I think we hate it. I think we don’t want to be this connected. I think we want to break free a little. And fleeing, making it his fault (or his!) makes that a little easier. It’s certainly a lot easier than figuring out how to have a healthy relationship with our little pocket computers. We hate how much we rely on it. And we hate that other people (men!) have power over the whole thing.We’re tired of this cycle. And we’re terrified of what’s to come. Rebecca Woolf pointed out on Instagram this week — we are in fight or flight.
I don’t think fleeing will fix any of this. I think we should stay. I think we should fight.
We should fight for the community space to share what we love. Fight for what is good, what is right. Fight even for the space to have hard conversations with folks (or family members!) we don’t agree with.
Fight to live our lives with joy. Trans joy. Black joy. Fight for it.
I don’t mean fight in the comment section and Rebecca didn’t mean that either. She talked about standing up, looking them in the eye and saying no.
No, you can’t take this from me.
No, you can’t stop me from sharing my life, my joys, my struggles, my ideas with my community.
It is a radical act to be an out trans parent. To be me, beautifully, wonderfully, chaotically me. It is a radical act to read my baby a book on the subway, knowing that someone could clock my voice as too high to be cis. It is a radical act to be called Apa, to break social rules, to use different pronouns, to even use a public bathroom.
It is a radical act to share all of it. To let people see me. To let people judge me. To let people hate me. To let people love me. And I know we’re tired. I am too. But I think we should keep going.
It’s radical to stay and fight.

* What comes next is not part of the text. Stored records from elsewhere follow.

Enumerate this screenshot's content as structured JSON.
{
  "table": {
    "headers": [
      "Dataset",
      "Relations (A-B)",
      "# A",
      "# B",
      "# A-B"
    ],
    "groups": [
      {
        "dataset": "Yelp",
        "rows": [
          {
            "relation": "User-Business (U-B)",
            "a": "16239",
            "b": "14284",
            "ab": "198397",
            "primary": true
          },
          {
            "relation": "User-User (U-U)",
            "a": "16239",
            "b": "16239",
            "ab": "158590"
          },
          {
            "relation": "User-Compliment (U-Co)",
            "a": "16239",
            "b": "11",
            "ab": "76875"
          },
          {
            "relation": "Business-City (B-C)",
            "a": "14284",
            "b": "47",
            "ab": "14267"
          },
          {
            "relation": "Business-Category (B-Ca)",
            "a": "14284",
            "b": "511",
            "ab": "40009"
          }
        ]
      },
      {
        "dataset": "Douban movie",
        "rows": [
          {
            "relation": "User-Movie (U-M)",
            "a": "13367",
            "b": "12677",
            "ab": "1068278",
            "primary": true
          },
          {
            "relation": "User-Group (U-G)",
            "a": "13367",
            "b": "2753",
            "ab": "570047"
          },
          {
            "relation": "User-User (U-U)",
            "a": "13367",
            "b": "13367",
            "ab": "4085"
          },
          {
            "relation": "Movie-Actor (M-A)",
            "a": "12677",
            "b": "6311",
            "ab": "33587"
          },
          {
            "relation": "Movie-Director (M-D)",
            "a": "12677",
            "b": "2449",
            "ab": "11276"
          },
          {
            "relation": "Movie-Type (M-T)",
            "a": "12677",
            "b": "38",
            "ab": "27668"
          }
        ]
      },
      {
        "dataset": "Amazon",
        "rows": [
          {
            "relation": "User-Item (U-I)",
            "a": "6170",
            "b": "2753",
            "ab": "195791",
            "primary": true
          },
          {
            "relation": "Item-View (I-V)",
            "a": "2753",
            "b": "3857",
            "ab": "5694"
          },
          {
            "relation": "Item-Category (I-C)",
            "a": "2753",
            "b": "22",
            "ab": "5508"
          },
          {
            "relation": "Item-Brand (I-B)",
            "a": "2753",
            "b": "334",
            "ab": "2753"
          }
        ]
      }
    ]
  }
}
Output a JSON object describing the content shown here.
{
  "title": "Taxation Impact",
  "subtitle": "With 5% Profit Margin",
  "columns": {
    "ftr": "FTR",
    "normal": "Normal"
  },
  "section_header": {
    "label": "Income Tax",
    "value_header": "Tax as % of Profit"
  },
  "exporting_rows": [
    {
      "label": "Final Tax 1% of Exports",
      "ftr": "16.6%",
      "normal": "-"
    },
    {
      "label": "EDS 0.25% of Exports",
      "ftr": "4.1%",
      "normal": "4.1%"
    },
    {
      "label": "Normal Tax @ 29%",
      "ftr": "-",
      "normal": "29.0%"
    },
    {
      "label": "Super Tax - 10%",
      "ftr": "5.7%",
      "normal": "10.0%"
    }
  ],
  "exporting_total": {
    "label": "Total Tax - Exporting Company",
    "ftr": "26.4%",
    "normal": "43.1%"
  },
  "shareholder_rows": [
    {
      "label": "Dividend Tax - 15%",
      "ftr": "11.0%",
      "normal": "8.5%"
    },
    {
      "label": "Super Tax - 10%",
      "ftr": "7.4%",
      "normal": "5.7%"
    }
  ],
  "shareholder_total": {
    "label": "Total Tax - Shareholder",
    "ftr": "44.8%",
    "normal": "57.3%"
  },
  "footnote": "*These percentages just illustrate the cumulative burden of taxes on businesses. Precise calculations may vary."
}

Not with our words and carefully crafted comments. But to fight with our right to exist. To stay when we aren’t welcome, protected, or even tolerated. To do it anyway. Because we deserve these spaces. We deserve the communities we worked so hard to build. They don’t get to take that from us. They can’t have this as theirs, because this is ours. We’re here together. We’re all in this together.
It’s hard and will likely get harder. And still, I’m going to stay. And will continue working on my phone habits.